Open-vocabulary semantic segmentation is a challenging task that requires
segmenting novel object categories at inference time. Recent works explore
vision-language pre-training to handle this task, but suffer from unrealistic
assumptions in practical scenarios, i.e., low-quality textual category names.
For example, this paradigm assumes that new textual categories will be
accurately and completely provided, and exist in lexicons during pre-training.
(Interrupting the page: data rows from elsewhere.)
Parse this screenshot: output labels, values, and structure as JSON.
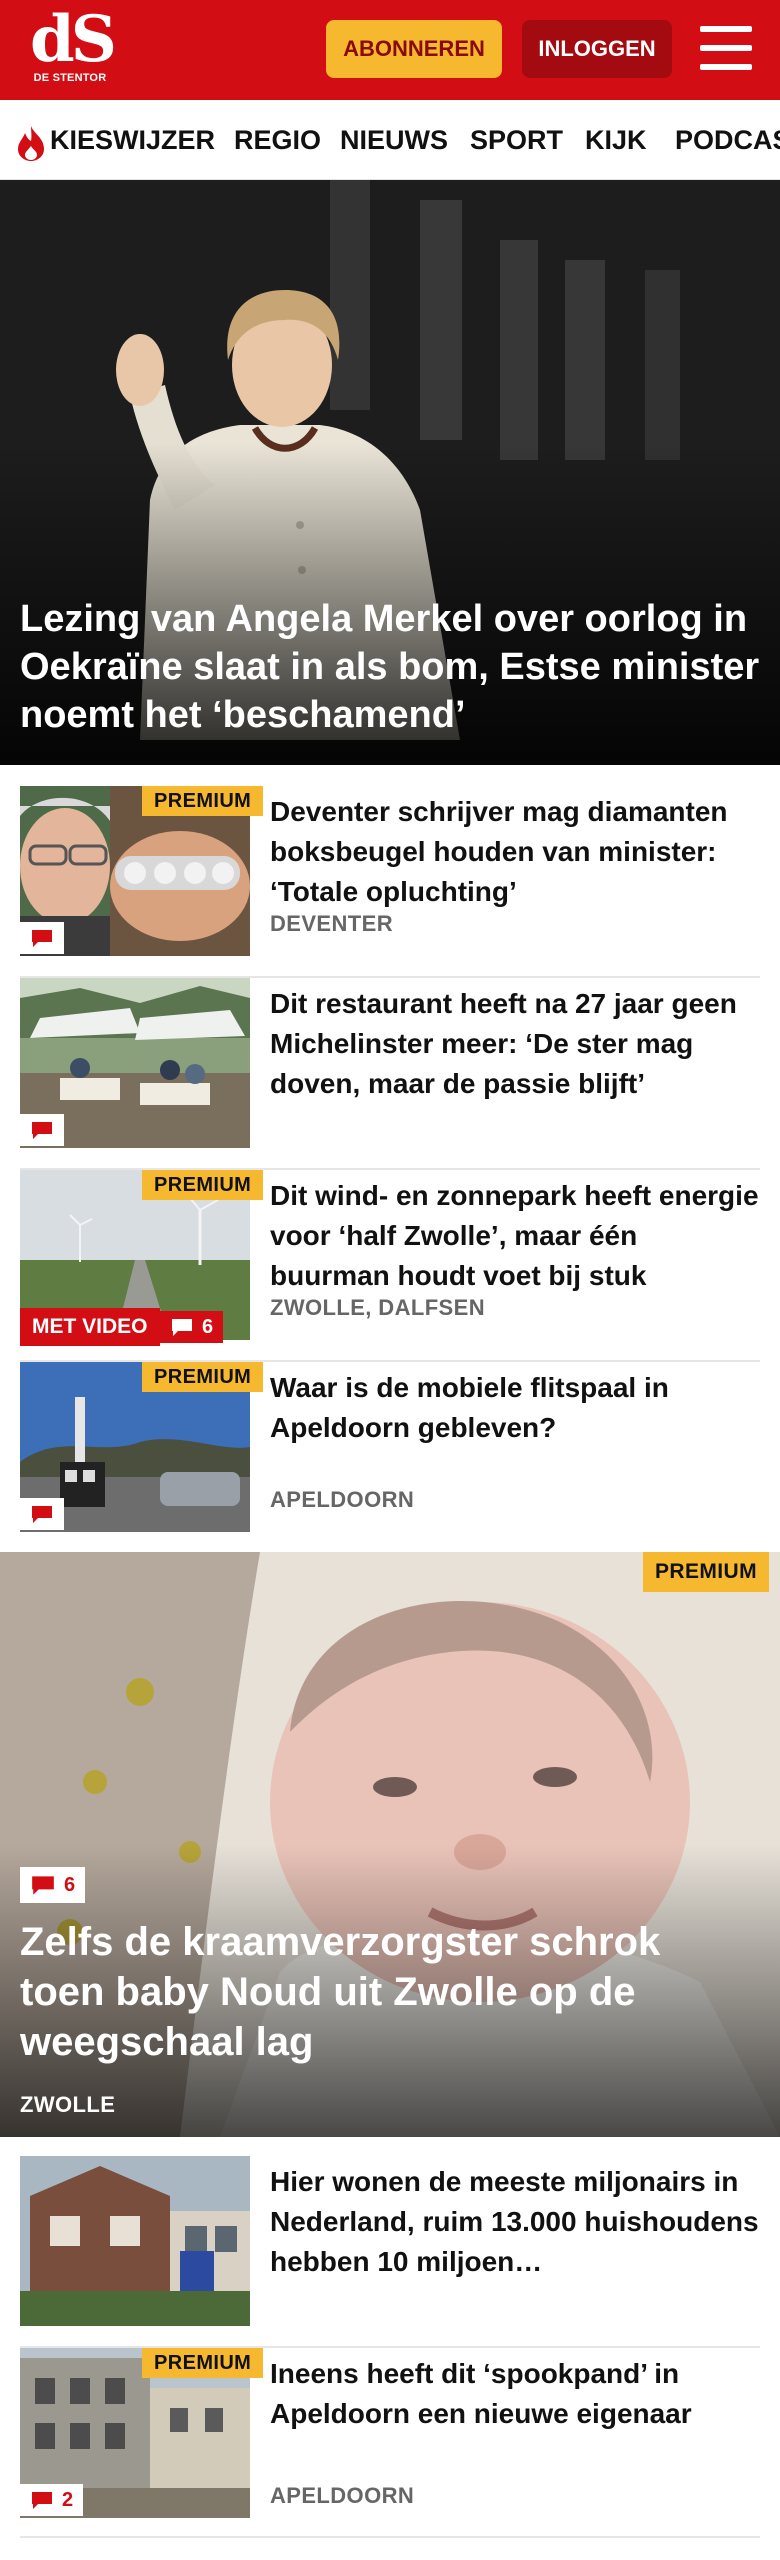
{
  "header": {
    "logo_text": "dS",
    "logo_subtitle": "DE STENTOR",
    "subscribe_label": "ABONNEREN",
    "login_label": "INLOGGEN",
    "menu_icon": "hamburger-icon",
    "brand_color": "#d30d14",
    "accent_color": "#f5b82e"
  },
  "nav": {
    "items": [
      {
        "label": "KIESWIJZER",
        "icon": "flame-icon"
      },
      {
        "label": "REGIO"
      },
      {
        "label": "NIEUWS"
      },
      {
        "label": "SPORT"
      },
      {
        "label": "KIJK"
      },
      {
        "label": "PODCAS"
      }
    ]
  },
  "hero": {
    "title": "Lezing van Angela Merkel over oorlog in Oekraïne slaat in als bom, Estse minister noemt het ‘beschamend’"
  },
  "articles": [
    {
      "title": "Deventer schrijver mag diamanten boksbeugel houden van minister: ‘Totale opluchting’",
      "tag": "DEVENTER",
      "premium": "PREMIUM",
      "comment_count": ""
    },
    {
      "title": "Dit restaurant heeft na 27 jaar geen Michelinster meer: ‘De ster mag doven, maar de passie blijft’",
      "tag": "",
      "premium": "",
      "comment_count": ""
    },
    {
      "title": "Dit wind- en zonnepark heeft energie voor ‘half Zwolle’, maar één buurman houdt voet bij stuk",
      "tag": "ZWOLLE, DALFSEN",
      "premium": "PREMIUM",
      "video": "MET VIDEO",
      "comment_count": "6"
    },
    {
      "title": "Waar is de mobiele flitspaal in Apeldoorn gebleven?",
      "tag": "APELDOORN",
      "premium": "PREMIUM",
      "comment_count": ""
    }
  ],
  "feature": {
    "premium": "PREMIUM",
    "comment_count": "6",
    "title": "Zelfs de kraamverzorgster schrok toen baby Noud uit Zwolle op de weegschaal lag",
    "tag": "ZWOLLE"
  },
  "articles_bottom": [
    {
      "title": "Hier wonen de meeste miljonairs in Nederland, ruim 13.000 huishoudens hebben 10 miljoen…",
      "tag": "",
      "premium": "",
      "comment_count": ""
    },
    {
      "title": "Ineens heeft dit ‘spookpand’ in Apeldoorn een nieuwe eigenaar",
      "tag": "APELDOORN",
      "premium": "PREMIUM",
      "comment_count": "2"
    }
  ]
}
However, exceptions often happen when meet with ambiguity for brief or
incomplete names, new words that are not present in the pre-trained lexicons,
and difficult-to-describe categories for users. To address these issues, this
work proposes a novel decomposition-aggregation framework, inspired by human
cognition in understanding new concepts. Specifically, in the decomposition
stage, we decouple class names into diverse attribute descriptions to enrich
semantic contexts. Two attribute construction strategies are designed: using
large language models for common categories, and involving manually labelling
for human-invented categories. In the aggregation stage, we group diverse
attributes into an integrated global description, to form a discriminative
classifier that distinguishes the target object from others. One hierarchical
aggregation is further designed to achieve multi-level alignment and deep
fusion between vision and text. The final result is obtained by computing the
embedding similarity between aggregated attributes and images. To evaluate the
effectiveness, we annotate three datasets with attribute descriptions, and
conduct extensive experiments and ablation studies. The results show the
superior performance of attribute decomposition-aggregation